9/07/2010

Why make a Google Blog? Or Wordpress-hosted? Or whatever?!?

Why do a Blogger blog? Or host one on Wordpress? 

Simple - to get traffic and better rankings for your main hub. Now, Charles Heflin and others refer to these as "junk" blogs. Because while they can get you some affiliate income, they aren't your main line of business.

And after years of blogging (and a few paltry affiliate commissions during that time) I've been prone to agree. 

But I'd take this further. Blogs are not your main line of work, either. 

The blog is not the product.

Sure, you have some fun with these, and blow off steam. And you can be as educational as you want.  And blogs aren't your main hub, either.

Your hub is where the action is. Opt-in lists are part of that - but are the auxiliary part. The idea is that you provide a valuable service or product and make it available online - or give someone a contact point where they ask for someone to contact them.

Blogs are meant to be informative, entertaining, even enlightening. They don't produce direct sales. They simply encourage action - whether it's to follow up a link or opt-in to a mailing list. 

The key point is to fine-tune your hub to ensure it gets optimal conversion. 

And fine-tune your blog posts so that they give a relevance to your hub.

Why should they be two separate lines?

Well, you can have them both on the same spot.
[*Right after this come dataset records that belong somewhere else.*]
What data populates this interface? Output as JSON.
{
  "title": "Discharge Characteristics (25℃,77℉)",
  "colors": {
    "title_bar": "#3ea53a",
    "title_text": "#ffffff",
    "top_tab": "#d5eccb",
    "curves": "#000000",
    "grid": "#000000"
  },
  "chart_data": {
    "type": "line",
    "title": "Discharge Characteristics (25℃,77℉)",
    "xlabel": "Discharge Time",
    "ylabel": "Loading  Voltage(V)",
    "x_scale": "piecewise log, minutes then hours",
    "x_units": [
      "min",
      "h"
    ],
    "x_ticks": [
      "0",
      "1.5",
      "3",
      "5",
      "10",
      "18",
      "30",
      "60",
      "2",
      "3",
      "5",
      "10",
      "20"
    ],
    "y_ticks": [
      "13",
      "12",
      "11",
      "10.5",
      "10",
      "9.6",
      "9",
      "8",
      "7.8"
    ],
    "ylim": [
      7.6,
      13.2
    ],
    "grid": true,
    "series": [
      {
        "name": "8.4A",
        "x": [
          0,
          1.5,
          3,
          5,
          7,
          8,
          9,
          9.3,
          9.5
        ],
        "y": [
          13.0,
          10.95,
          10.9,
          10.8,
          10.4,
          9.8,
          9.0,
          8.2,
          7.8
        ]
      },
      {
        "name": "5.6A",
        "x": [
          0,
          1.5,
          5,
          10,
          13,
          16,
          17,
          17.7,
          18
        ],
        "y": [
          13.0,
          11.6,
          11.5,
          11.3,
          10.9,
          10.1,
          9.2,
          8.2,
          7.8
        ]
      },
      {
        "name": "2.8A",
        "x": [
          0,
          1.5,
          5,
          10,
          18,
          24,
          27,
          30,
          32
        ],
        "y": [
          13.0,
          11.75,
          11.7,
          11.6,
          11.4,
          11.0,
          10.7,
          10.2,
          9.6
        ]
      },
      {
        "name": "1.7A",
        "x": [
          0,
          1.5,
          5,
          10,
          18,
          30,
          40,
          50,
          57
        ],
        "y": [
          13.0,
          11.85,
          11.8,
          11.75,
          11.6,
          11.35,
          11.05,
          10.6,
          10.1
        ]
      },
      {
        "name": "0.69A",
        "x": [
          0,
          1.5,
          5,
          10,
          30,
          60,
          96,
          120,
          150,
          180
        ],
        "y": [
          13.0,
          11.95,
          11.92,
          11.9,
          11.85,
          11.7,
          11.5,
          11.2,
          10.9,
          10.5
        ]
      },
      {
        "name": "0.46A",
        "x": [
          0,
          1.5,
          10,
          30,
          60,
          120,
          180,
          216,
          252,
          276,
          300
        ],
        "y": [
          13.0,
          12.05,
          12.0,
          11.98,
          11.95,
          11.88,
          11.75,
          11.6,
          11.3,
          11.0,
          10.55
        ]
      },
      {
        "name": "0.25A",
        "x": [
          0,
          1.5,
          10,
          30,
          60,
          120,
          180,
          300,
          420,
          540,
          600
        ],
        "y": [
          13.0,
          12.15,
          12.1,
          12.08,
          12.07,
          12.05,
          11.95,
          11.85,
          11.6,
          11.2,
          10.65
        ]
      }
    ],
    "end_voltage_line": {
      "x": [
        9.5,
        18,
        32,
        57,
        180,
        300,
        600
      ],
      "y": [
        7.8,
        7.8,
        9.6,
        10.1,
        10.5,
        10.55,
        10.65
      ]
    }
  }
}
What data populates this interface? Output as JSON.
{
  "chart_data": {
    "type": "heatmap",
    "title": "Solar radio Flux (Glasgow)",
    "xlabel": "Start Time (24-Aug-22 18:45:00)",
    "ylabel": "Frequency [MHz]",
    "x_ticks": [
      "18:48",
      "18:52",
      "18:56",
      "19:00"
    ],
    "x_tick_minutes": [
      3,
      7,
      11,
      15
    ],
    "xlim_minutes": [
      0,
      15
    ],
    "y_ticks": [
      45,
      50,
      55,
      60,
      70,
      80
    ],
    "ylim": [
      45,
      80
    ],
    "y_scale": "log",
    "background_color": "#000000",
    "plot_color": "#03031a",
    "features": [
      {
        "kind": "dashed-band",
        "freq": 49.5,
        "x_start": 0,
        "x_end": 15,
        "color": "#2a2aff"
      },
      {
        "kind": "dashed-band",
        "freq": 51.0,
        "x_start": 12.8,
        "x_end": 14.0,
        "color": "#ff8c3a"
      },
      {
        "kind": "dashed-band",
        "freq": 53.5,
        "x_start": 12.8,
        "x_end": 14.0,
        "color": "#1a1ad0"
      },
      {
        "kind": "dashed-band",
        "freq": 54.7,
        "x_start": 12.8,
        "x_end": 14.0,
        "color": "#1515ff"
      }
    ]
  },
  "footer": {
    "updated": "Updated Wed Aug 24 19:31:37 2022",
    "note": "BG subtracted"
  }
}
Just make your main page a static one, and the articles show up under their own category. Problem is (and this is my difference with Wordpress as a do-it-all wonder platform) things can get clunky over time. I've been kicked off (and nearly so, as well) from internet providers as the plug-in conflicts took up too much bandwidth and tied up servers. 

This is why you should let someone else host your blog and take care of the back end.  You then can concentrate on having a real, dedicated, SEO-driven CMS for your central hub. 

The point is to have your hub rank routinely on the SERPs while your hub is popular in the social networks (and might show up on the SERPs as well - a bonus). 

Your blog is an entry point to the dining room - but your hub is the main course and dessert.